Roasted Squash & Apple Soup


3 cu. chopped, seeded, and peeled Butternut squash
1 cup chopped onion
1 baking apple, cored and quartered
2 med. carrots, quartered & halved
1/2 tsp. canola oil
1 tbsp minced fresh ginger root
1 large clove garlic, minced
6 cu. Stock (Chicken or Veggie) divided
1 tbsp cornstarch
1 tbsp curry powder
1/8 tsp cayenne pepper
Salt and freshly ground black pepper
1/2 cu. Evaporated skim milk
2 oz. Low or no Fat cream cheese, cubed


Combine squash, onion, apple, carrots and canola oil in bowl. Toss to coat. Arrange in a single layer on roasting pan(s). Bake at 400°F for 30 minutes.

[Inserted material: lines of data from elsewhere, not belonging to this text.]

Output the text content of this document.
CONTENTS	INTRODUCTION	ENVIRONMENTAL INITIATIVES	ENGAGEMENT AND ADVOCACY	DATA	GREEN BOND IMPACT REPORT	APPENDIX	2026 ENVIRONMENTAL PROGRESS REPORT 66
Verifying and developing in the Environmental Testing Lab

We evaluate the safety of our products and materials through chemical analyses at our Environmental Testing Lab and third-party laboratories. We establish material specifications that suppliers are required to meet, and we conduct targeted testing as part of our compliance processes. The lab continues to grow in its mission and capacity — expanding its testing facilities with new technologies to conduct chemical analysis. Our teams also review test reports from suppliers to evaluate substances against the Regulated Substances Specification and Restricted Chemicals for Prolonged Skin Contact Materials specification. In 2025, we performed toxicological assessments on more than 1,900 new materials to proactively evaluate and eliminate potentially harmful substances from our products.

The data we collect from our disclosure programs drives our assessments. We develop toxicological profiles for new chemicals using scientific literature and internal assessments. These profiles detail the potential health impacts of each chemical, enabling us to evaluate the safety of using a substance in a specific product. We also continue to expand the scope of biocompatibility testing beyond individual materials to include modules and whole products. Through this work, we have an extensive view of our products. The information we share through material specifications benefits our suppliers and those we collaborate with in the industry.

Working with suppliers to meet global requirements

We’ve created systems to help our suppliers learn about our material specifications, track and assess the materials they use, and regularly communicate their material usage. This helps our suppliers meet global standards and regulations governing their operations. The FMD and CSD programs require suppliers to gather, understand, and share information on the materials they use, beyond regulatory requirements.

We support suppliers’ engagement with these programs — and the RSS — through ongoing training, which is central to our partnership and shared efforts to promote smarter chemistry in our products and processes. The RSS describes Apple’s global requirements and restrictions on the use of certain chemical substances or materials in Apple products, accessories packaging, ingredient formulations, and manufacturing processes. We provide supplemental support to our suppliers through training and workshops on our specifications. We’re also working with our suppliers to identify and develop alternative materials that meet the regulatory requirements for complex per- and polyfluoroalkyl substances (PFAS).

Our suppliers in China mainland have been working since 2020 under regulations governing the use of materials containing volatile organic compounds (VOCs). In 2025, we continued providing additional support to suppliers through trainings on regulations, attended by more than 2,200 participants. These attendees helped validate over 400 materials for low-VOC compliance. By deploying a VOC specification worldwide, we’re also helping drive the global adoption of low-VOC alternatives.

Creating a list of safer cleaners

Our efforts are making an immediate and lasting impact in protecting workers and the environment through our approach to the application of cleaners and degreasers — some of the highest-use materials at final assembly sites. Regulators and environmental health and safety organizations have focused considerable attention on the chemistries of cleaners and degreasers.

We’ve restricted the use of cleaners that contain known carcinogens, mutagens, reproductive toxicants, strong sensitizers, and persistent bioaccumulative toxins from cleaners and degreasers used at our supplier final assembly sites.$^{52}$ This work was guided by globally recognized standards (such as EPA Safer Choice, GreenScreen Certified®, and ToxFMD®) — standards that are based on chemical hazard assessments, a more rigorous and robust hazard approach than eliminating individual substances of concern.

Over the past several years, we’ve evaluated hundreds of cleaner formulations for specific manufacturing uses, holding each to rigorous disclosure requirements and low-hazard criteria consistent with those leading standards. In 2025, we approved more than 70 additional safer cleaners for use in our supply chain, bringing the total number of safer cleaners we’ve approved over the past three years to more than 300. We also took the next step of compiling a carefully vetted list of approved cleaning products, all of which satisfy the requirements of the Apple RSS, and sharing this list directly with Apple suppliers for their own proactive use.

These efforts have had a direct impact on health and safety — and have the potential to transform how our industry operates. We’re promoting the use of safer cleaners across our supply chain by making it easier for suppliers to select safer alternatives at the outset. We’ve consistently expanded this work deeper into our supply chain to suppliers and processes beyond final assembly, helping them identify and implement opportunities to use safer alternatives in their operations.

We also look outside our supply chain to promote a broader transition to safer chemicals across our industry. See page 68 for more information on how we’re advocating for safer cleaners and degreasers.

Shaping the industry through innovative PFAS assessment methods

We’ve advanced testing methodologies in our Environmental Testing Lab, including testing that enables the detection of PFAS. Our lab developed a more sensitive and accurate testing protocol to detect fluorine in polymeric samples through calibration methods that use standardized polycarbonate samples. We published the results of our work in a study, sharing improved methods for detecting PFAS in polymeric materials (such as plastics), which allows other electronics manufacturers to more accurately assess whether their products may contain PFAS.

Add roasted veggies to blender or food processor and add ginger, garlic, and 11/2 cups stock. Puree, adding stock if needed. Use a little more stock to deglaze roasting pans and pour into large soup pot over medium heat. Combine 2 tbsp stock with cornstarch in bowl and whisk until smooth
Toast curry powder in dry skillet until aromatic. Add cornstarch mixture, curry powder, remaining stock, cayenne pepper, salt and pepper to soup pot. Cook until thickening begins, stirring frequently. Reduce to a simmer and cook for 20 minutes. Add milk and cream cheese, and heat through until cheese melts.

Correct seasonings to taste (turn up the heat with more pepper, add more cream cheese to tone it down a bit...). Remember, after cooling and sitting in the fridge for a couple of days those flavors will really settle in and take charge!

Serve hot with garnish of minced chives, and splash of sherry wine, if desired. Serves 12.